また,被告が利用した上記ピンクサロンが性的なサービスを提供する風俗店であることは被告本人も認めるところであるが(被告本人尋問),被告が実際に同ピンクサロンで性的サービスを受けたかどうか,受けたとしてそのサービスの内容がどのようなものであったかについては,これを認めるに足りる的確な証拠がない。
したがって,被告が風俗店を利用した事実は,上記の限度で認められるものの,これをもって被告に不貞行為があったとは認められず,婚姻を継続し難い重大な事由に当たるとも直ちには認めることができない。
2 本判決の重要な点
東京地裁が判断した重要な点は、以下のとおりです。
①元夫が性風俗店のポイントカード等を所持していたとしても、それだけではその風俗店を利用していたとまでは認められない。
②ピンクサロン店を一回利用したとしても、受けたサービス内容が不明である。
③ピンクサロン店を一回利用したことをもって、不貞行為があったとは認められない。
①については、証拠から事実が認定できるかという、いわゆる「事実認定」の問題です。

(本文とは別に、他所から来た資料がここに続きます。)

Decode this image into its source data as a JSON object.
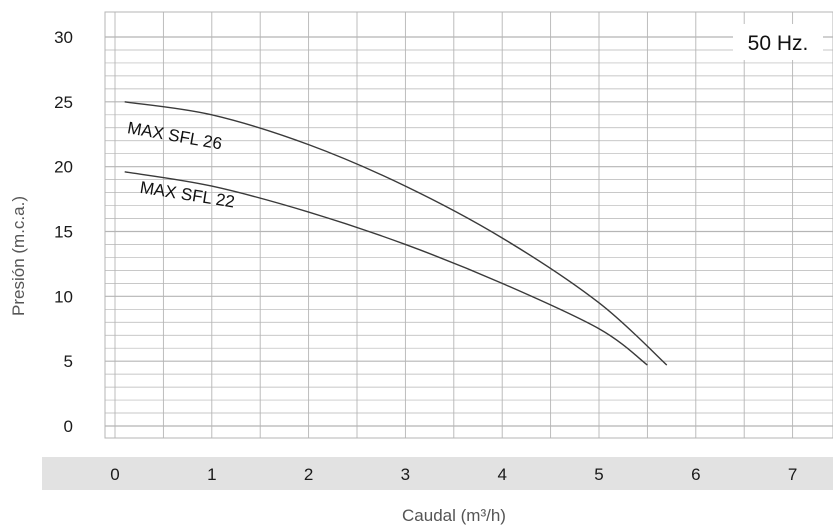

風俗店のポイントカードや会員証を所持していれば、常識的にはその店舗を利用したと疑われますが、今回は裁判所が事実を認定できるほどの証拠とはみなされませんでした。
ただ、この辺りは裁判官によって判断が異なるものと思われます。風俗店の利用が認められたとしても、決しておかしくない内容です。
②に関しては、ピンクサロン店の利用により、どのようなサービスを受けたか不明だとしました。尋問手続きなどで、具体的なサービス内容について問題にならなかったのかと疑問に思われるところです。一般的には、ピンクサロン店ではオーラルセックスを伴いますので、そうした性的サービスがあったと認められてもおかしくありません。ここも、裁判官によって判断が異なるものと思われます。
最後に、③ピンクサロン店を一回利用したという状況では、不貞行為は認められないとされていますが、②の段階で、オーラルセックスがあったことが認められていれば、異なる判断が下された可能性もあるでしょう。
3 本判決の意義
本判決では、性風俗店のポイントカード等を所持していたとしても、性風俗店の利用があったとは認められないとされました。とはいえ、元夫側の釈明が不自然であることを裁判所も認めていますから、上記のとおり、裁判官によっては異なる判断も十分にあり得たと言えるでしょう。
本判決は、事実の認定に関して、裁判所はあくまでも証拠主義であり、一般的な常識的判断と異なる判断に至る場合もあることを端的に示すものとして、意義があるものと言えるでしょう。